Building the new golf course in Rio de Janeiro in time for the Olympics once was considered the biggest obstacle.
Now there is a new problem facing golf — getting the stars to play it.
The perception is worse than reality. It is not like golf will not have its best players in Rio the first full week in August, because Jordan Spieth, Jason Day and Rory McIlroy have said they are going, and they are the best three players in the world.
Photo: Reuters
Still, it did not help the sport’s pampered image when four Major champions said they would not be competing for gold, silver, bronze or even pride.
Adam Scott was the biggest name to drop out and the least surprising. The first Australian to win a green jacket, and the No. 7 player in the world, Scott has been lukewarm to the Olympics all along and has said for more than a year that it was not a priority.
Louis Oosthuizen, the sweet-swinging South African and The Open champion at St Andrews, said he was not going because of family and scheduling issues. That enabled Charl Schwartzel to move into position to play for South Africa, but only for a day. Schwartzel, the 2011 Masters champion, said he was not going, either.
It is easy to criticize these players because it is rare in other Olympic sports for qualified athletes to stay home.
However, golf is not like other Olympic sports, which is why it has been 112 years since it was part of the Olympic program. George Lyon is the previous gold medalist in golf and for years nothing more than a trivia question.
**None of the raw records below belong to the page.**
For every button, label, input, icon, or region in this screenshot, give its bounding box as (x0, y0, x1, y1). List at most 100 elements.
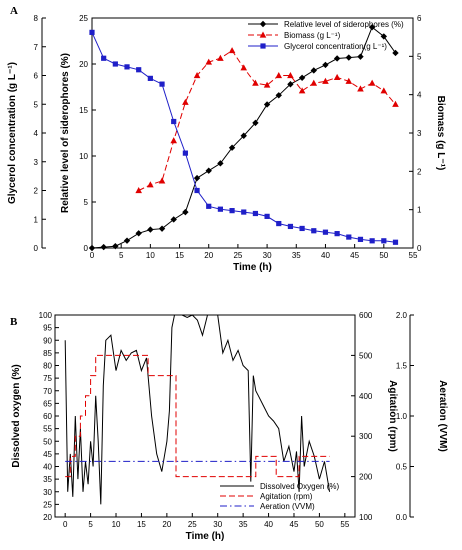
panel-b-x-tick-label: 15 (137, 520, 146, 529)
panel-a-series-2-point (217, 206, 223, 212)
panel-a-label: A (10, 5, 18, 17)
panel-a-series-1-point (380, 87, 388, 94)
panel-b-x-tick-label: 25 (188, 520, 197, 529)
panel-a-series-2-point (206, 203, 212, 209)
panel-a-siderophores-tick-label: 15 (79, 106, 88, 115)
panel-b-do-tick-label: 100 (39, 311, 53, 320)
panel-a-series-2-point (124, 64, 130, 70)
panel-a-siderophores-axis-label: Relative level of siderophores (%) (60, 53, 71, 213)
panel-a-glycerol-tick-label: 5 (34, 100, 39, 109)
panel-b-do-tick-label: 20 (43, 513, 52, 522)
panel-a-x-tick-label: 45 (350, 251, 359, 260)
panel-a-x-tick-label: 55 (409, 251, 418, 260)
panel-a-series-2-point (194, 187, 200, 194)
panel-b-do-tick-label: 30 (43, 488, 52, 497)
panel-b-rpm-tick-label: 100 (359, 513, 373, 522)
panel-a-series-2-point (112, 61, 118, 67)
panel-a-siderophores-tick-label: 0 (84, 244, 89, 253)
panel-a-series-2-point (287, 223, 294, 230)
panel-b-x-tick-label: 20 (162, 520, 171, 529)
panel-a-series-1-point (263, 81, 271, 88)
panel-a-x-tick-label: 0 (90, 251, 95, 260)
panel-a-series-2-point (334, 231, 340, 237)
panel-a-legend-marker-0 (259, 20, 267, 28)
panel-a-series-0-point (135, 230, 142, 237)
panel-a-series-2-point (381, 238, 387, 244)
panel-a-legend-label-2: Glycerol concentration(g L⁻¹) (284, 42, 387, 51)
panel-a-series-2-point (392, 239, 399, 245)
panel-a-x-tick-label: 15 (175, 251, 184, 260)
panel-a-x-axis-label: Time (h) (233, 262, 272, 273)
panel-b-vvm-tick-label: 0.5 (396, 463, 408, 472)
panel-b-do-tick-label: 65 (43, 399, 52, 408)
panel-a-series-0-point (310, 67, 317, 74)
panel-a-series-2-point (322, 229, 329, 235)
panel-a-series-2-point (171, 118, 177, 125)
panel-a-biomass-tick-label: 3 (417, 129, 422, 138)
panel-a-siderophores-tick-label: 25 (79, 14, 88, 23)
panel-b-legend-label-2: Aeration (VVM) (260, 502, 315, 511)
panel-a-x-tick-label: 5 (119, 251, 124, 260)
panel-a-series-0-point (357, 53, 364, 60)
panel-b-x-axis-label: Time (h) (186, 531, 225, 542)
panel-a-siderophores-tick-label: 10 (79, 152, 88, 161)
panel-a-legend-label-0: Relative level of siderophores (%) (284, 20, 404, 29)
panel-b-x-tick-label: 0 (63, 520, 68, 529)
panel-a-series-2-point (252, 210, 259, 217)
panel-a-series-0-point (392, 49, 399, 57)
panel-a-series-0-point (217, 160, 224, 167)
panel-b-series-0-line (64, 314, 331, 505)
panel-a-series-2-point (299, 225, 305, 232)
panel-b-do-tick-label: 85 (43, 349, 52, 358)
panel-b-x-tick-label: 5 (88, 520, 93, 529)
panel-a-series-1-point (182, 98, 189, 105)
panel-a-series-0-point (112, 242, 119, 250)
panel-b-vvm-tick-label: 1.0 (396, 412, 408, 421)
panel-a-series-2-point (264, 213, 270, 219)
panel-a-series-1-point (333, 73, 341, 81)
panel-b-x-tick-label: 35 (239, 520, 248, 529)
panel-a-series-1-point (392, 100, 399, 107)
panel-a-series-1-point (135, 187, 142, 194)
panel-b-do-tick-label: 95 (43, 324, 52, 333)
panel-a-series-2-point (241, 209, 247, 215)
panel-a-series-2-point (159, 81, 165, 87)
panel-a-series-0-point (228, 144, 236, 151)
panel-b-do-tick-label: 45 (43, 450, 52, 459)
panel-a-glycerol-tick-label: 3 (34, 158, 39, 167)
panel-a-biomass-tick-label: 4 (417, 91, 422, 100)
panel-a-legend-label-1: Biomass (g L⁻¹) (284, 31, 341, 40)
panel-b-do-tick-label: 60 (43, 412, 52, 421)
panel-a-biomass-tick-label: 1 (417, 206, 422, 215)
panel-a-series-2-point (147, 75, 153, 81)
panel-a-series-2-point (369, 238, 375, 244)
panel-a-legend-marker-1 (259, 31, 267, 38)
panel-b-do-tick-label: 55 (43, 425, 52, 434)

Golf ticks just about every box for Olympic values and virtues, especially with its global appeal. However, it misses the most important box when it relates to the significance of winning a medal. It is not the pinnacle of sport. It is not even in the top five this year — with respect to The Players Championship, we are talking about the four majors and the Ryder Cup.
Was it worth golf getting back into the Olympics? Absolutely. It does far more good than harm.
Officials are touting how much this will grow the game by the sheer audience of the Olympics and with governments funding the sport in countries where it is seldom played. Heroes are born in Olympic competition, and there is no reason to believe that golf — in time — will be any different.
Problems were to be expected, whether it was the format or full participation. Golf did not do any favors by not having a team competition, and it might have changed the minds of some players not going.
When a tight schedule is cited as a reason for not going, the officials carrying the Olympic torch for golf — mainly the PGA Tour — share the blame.
They have produced a schedule that causes them as little disruption as possible. If the Olympics were so important, could they not have done more to space out the biggest events that mean more to the players?
Instead, golf’s two oldest tournaments, the US Open and the Open Championship, along with a World Golf Championship are played in a five-week stretch. If that was not bad enough, the PGA Championship in New Jersey starts 10 days after The Open in Scotland.
And when the Olympics are over, PGA Tour players have one week before the start of the FedEx Cup playoffs, the US$35 million bonanza that the PGA Tour billed as the “new era in golf” before it chased a spot on the Olympic program. That is four big tournaments in five weeks, with the Ryder Cup right behind it.
Most other sports spend the entire Olympic year building toward that one big moment. For golf, the Olympics are plopped in the middle of big moments.